In the end, any movie rated over 6.7 in your area of interest should do just fine as an enjoyable movie. To you.

reply

how could it have gotton a wide release - its against an establishment the establishment would love to establish

reply

It’s at 7.5 now, which I think is reasonable. Personally, I rate it 7/10.

reply

It's watchable. It has lots of plot holes, or at least logical inconsistencies, the story is run-of-the-mill even with the supposed 'twists' (which do not add much in the end). It's drab, gloomy, dark, grey, colorless and visually boring. Motorcycle helmets? Come on. How lazy is that?

Also, people without emotions are more free to kill and have no remorse about it, so it would be more dangerous to make everyone into these sociopaths and psychopaths by emotion-eliminating. So it makes no sense.

How does admiring something elevated, like a beautiful piece of art or music, lead to wars? Isn't it worse to have bullets than emotions coming at ya?

The other silly points; the 'gun kata', as ridiculous as it is on many levels, is rendered even more goofy by the explanation. Probability?

I guess because of the silly premise, they couldn't use 'intuition', which would've been way more 'kung fu' and cool in my opinion. Like Shao-Lin monks, Zen masters, etc., with rigorous training and meditation and spiritual techniques, the clerics (the name almost seems like there was a spiritual component to it) could've learned to use intuitive prediction so efficiently, they would know where to shoot automatically - the way Bruce Lee used to fight. He was so beyond 'thinking' when fighting, that his body just 'hit by itself'.

But sure, go with 'probability' and that crappy 60fps-footage with 50% frames removed, so we don't even get to see smooth, motionblurred motion, but this jerky awfulness.

And so many people so emotions all the time and so openly, that -someone- should've reacted to at least -some- of it. But no.. the boss screams in anger, the other cleric SMILES (what a giveaway!) and so on and so forth, and no one thinks to question it..

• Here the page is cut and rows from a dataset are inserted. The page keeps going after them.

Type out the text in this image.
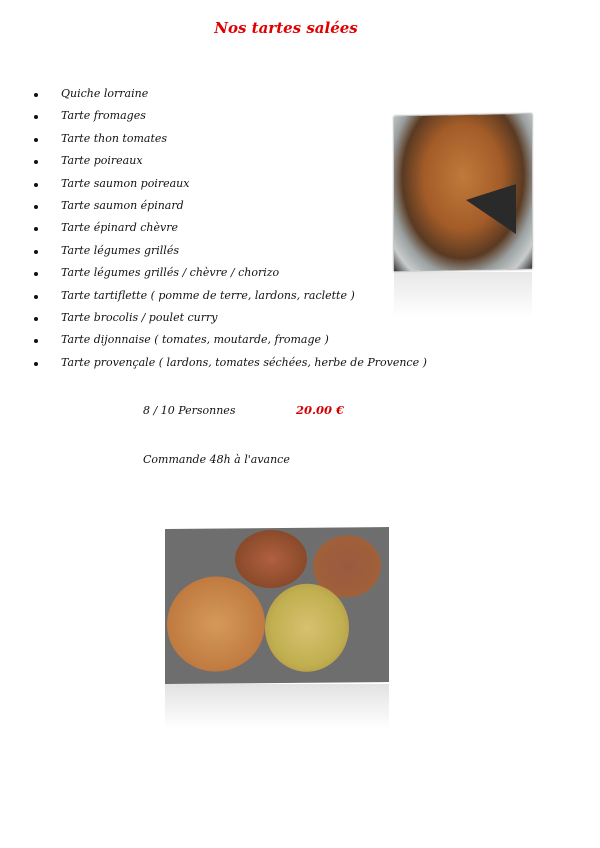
Nos tartes salées
Quiche lorraine
Tarte fromages
Tarte thon tomates
Tarte poireaux
Tarte saumon poireaux
Tarte saumon épinard
Tarte épinard chèvre
Tarte légumes grillés
Tarte légumes grillés / chèvre / chorizo
Tarte tartiflette ( pomme de terre, lardons, raclette )
Tarte brocolis / poulet curry
Tarte dijonnaise ( tomates, moutarde, fromage )
Tarte provençale ( lardons, tomates séchées, herbe de Provence )
8 / 10 Personnes	20.00 €
Commande 48h à l'avance
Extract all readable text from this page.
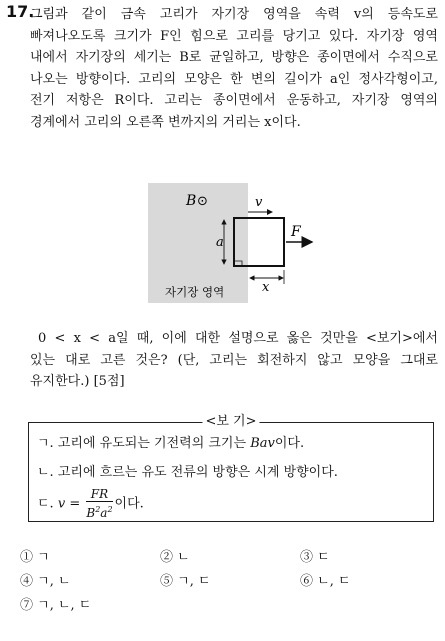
17.

그림과 같이 금속 고리가 자기장 영역을 속력 v의 등속도로

빠져나오도록 크기가 F인 힘으로 고리를 당기고 있다. 자기장 영역

내에서 자기장의 세기는 B로 균일하고, 방향은 종이면에서 수직으로

나오는 방향이다. 고리의 모양은 한 변의 길이가 a인 정사각형이고,

전기 저항은 R이다. 고리는 종이면에서 운동하고, 자기장 영역의

경계에서 고리의 오른쪽 변까지의 거리는 x이다.

B ⊙	v
F
a
x
자기장 영역

0 < x < a일 때, 이에 대한 설명으로 옳은 것만을 <보기>에서

있는 대로 고른 것은? (단, 고리는 회전하지 않고 모양을 그대로

유지한다.) [5점]

<보 기>
ㄱ. 고리에 유도되는 기전력의 크기는 Bav이다.
ㄴ. 고리에 흐르는 유도 전류의 방향은 시계 방향이다.
ㄷ. $v = \frac{FR}{B^2a^2}$ 이다.
① ㄱ	② ㄴ	③ ㄷ
④ ㄱ, ㄴ	⑤ ㄱ, ㄷ	⑥ ㄴ, ㄷ
⑦ ㄱ, ㄴ, ㄷ
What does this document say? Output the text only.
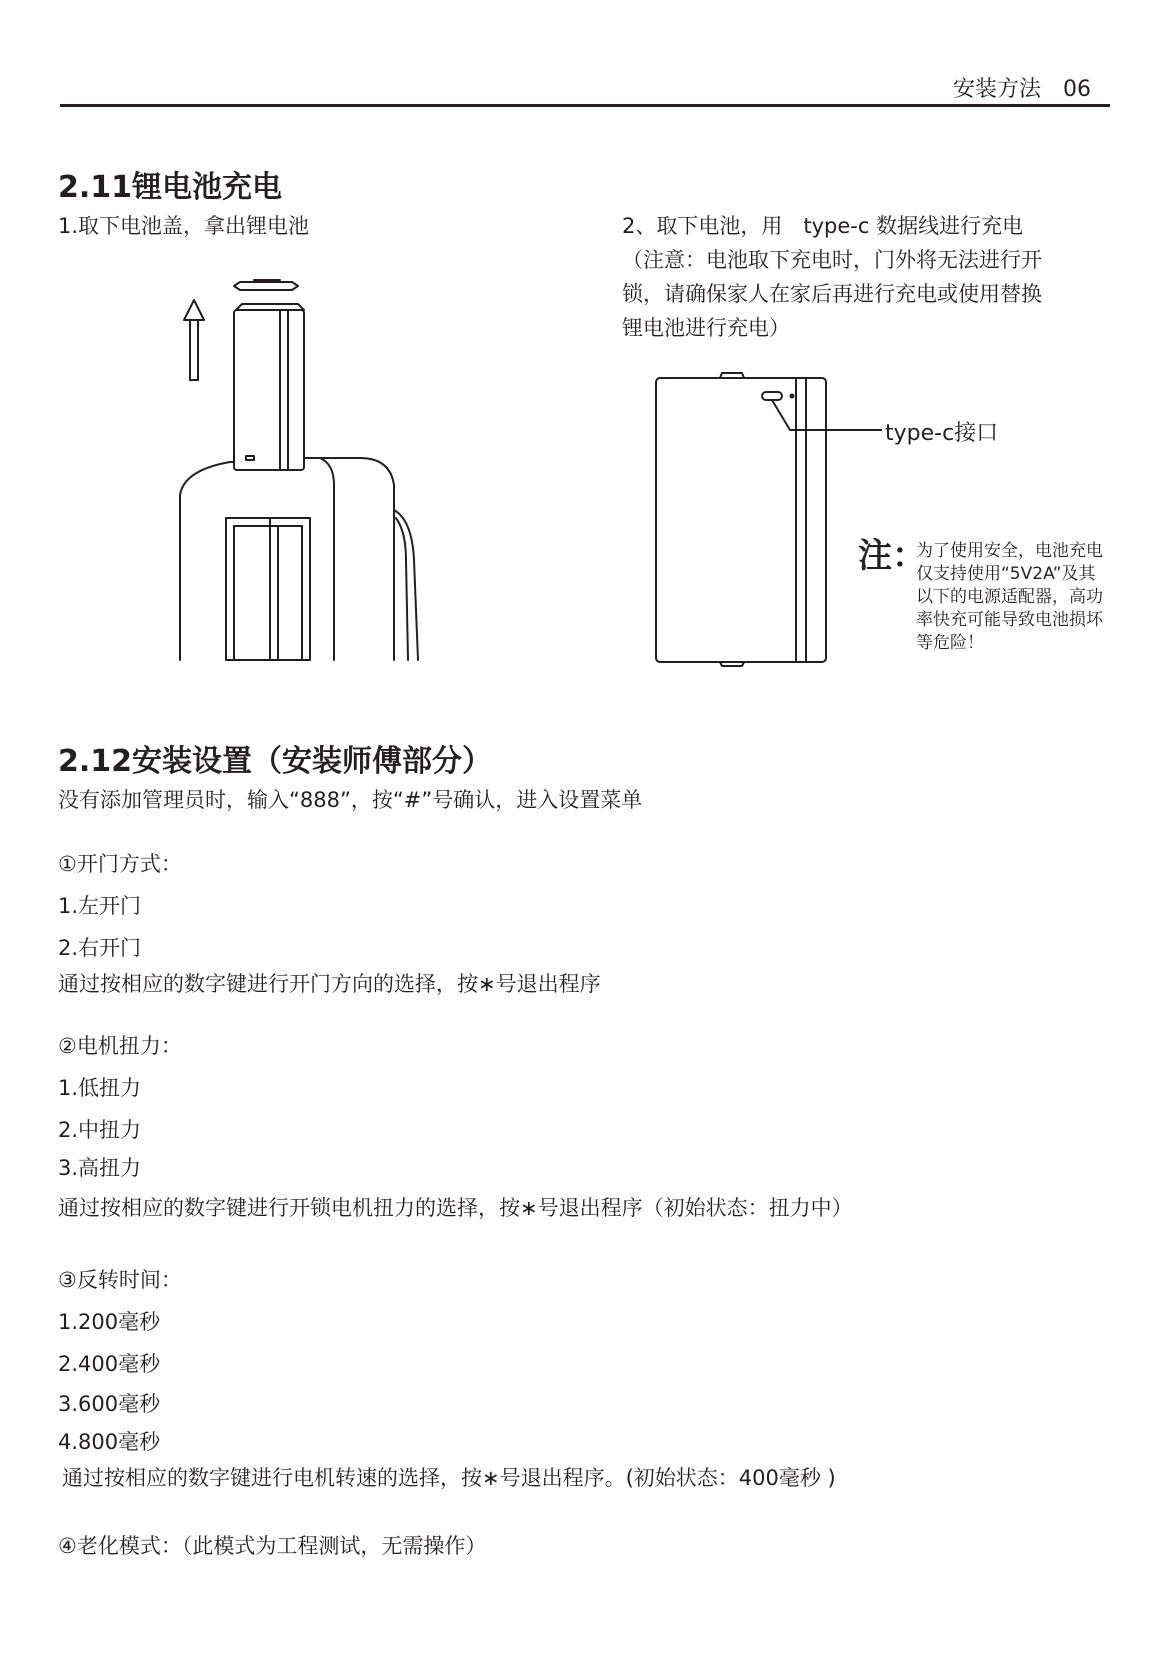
安装方法 06
2.11锂电池充电
1.取下电池盖，拿出锂电池	2、取下电池，用　type-c 数据线进行充电
（注意：电池取下充电时，门外将无法进行开
锁，请确保家人在家后再进行充电或使用替换
锂电池进行充电）
type-c接口
注：
为了使用安全，电池充电
仅支持使用“5V2A”及其
以下的电源适配器，高功
率快充可能导致电池损坏
等危险！
2.12安装设置（安装师傅部分）
没有添加管理员时，输入“888”，按“#”号确认，进入设置菜单
①开门方式：
1.左开门
2.右开门
通过按相应的数字键进行开门方向的选择，按∗号退出程序
②电机扭力：
1.低扭力
2.中扭力
3.高扭力
通过按相应的数字键进行开锁电机扭力的选择，按∗号退出程序（初始状态：扭力中）
③反转时间：
1.200毫秒
2.400毫秒
3.600毫秒
4.800毫秒
通过按相应的数字键进行电机转速的选择，按∗号退出程序。(初始状态：400毫秒 )
④老化模式：（此模式为工程测试，无需操作）
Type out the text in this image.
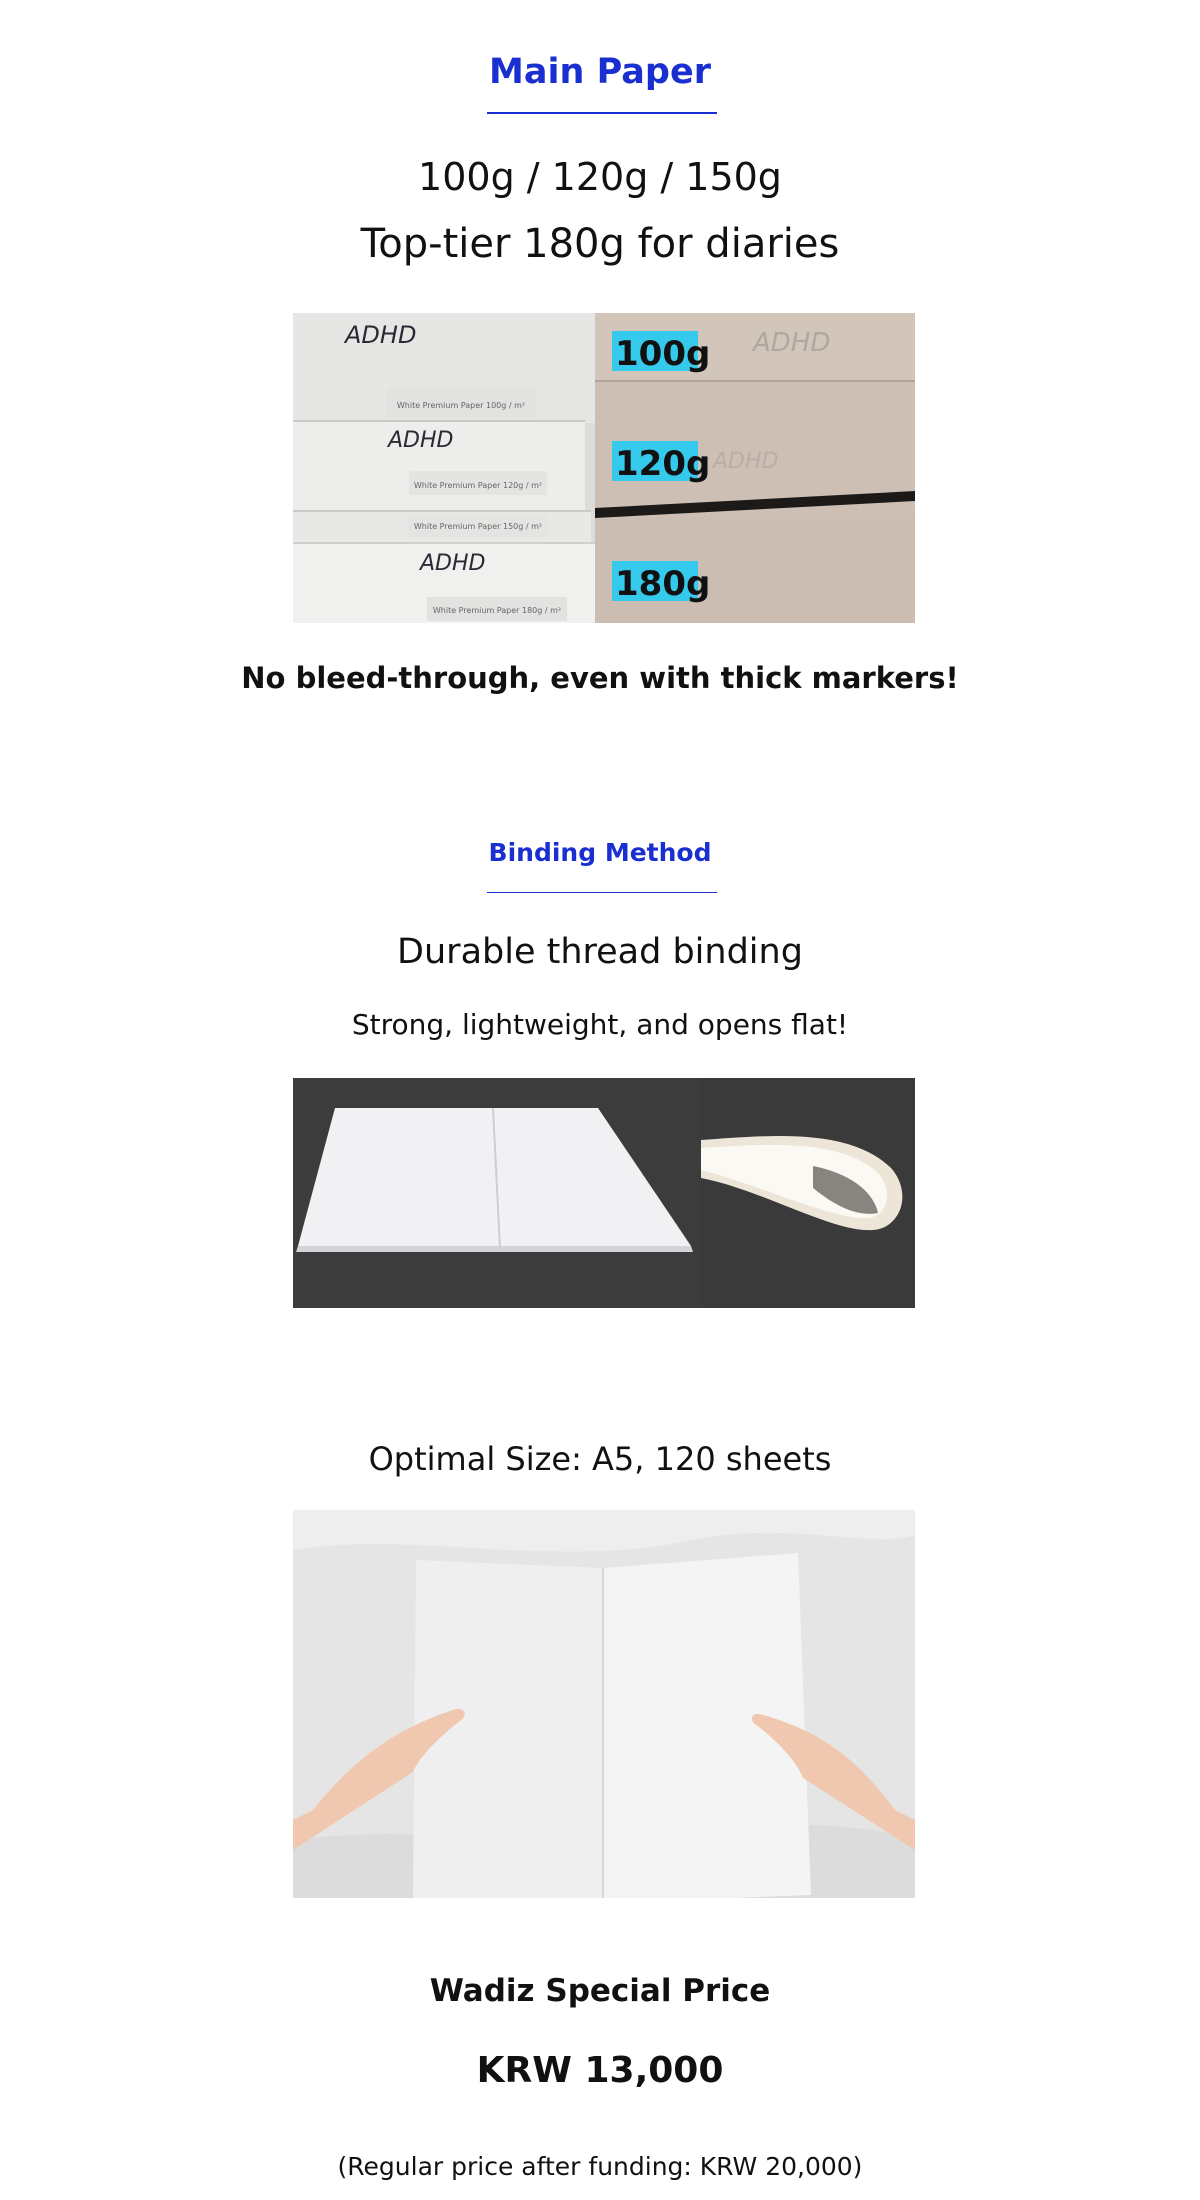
Main Paper
100g / 120g / 150g
Top-tier 180g for diaries
ADHD
ADHD
ADHD
White Premium Paper 100g / m²
White Premium Paper 120g / m²
White Premium Paper 150g / m²
White Premium Paper 180g / m²
ADHD
ADHD
100g
120g
180g
No bleed-through, even with thick markers!
Binding Method
Durable thread binding
Strong, lightweight, and opens flat!
Optimal Size: A5, 120 sheets
Wadiz Special Price
KRW 13,000
(Regular price after funding: KRW 20,000)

Of course the ridiculous puppy-scene takes the cake. GROAN.

And why does the main actor look like Keanu Reeves? Did they really want to mimic "The Matrix" (1999) THAT bad? At least dress the clerics in white or something.. but no.


reply

So basically, if you have seen "The Matrix" (1999) and know about 'Nineteen-Eighty-Four', and some other old books, there's basically nothing this movie offers you besides some nonsensical scenes, puppies and the action scenes, which are, as I mentioned, shot with high-speed camera, with frames removed, so we don't even get motion blur.

But 'cool' is what matters, I guess.. so keep dressing in black coats and capes and leather and whatnot, and have everything be as dark, gloomy, grey and colorless and possible, and expect to ride on other movies' coattails, and you get this kind of a result.

Some day colors will come back... even if the eighties never will, at least it will be something.

reply

Many good points, though I don't agree with your view of the visual design. I think drab, gray and gloomy are good choices considering the film's main theme. It seems a good way of displaying a world where human emotion is banned by a tyrannical government.

I don't understand what effect is achieved by "60fps-footage with 50% frames removed". Is that a way of speeding up the film?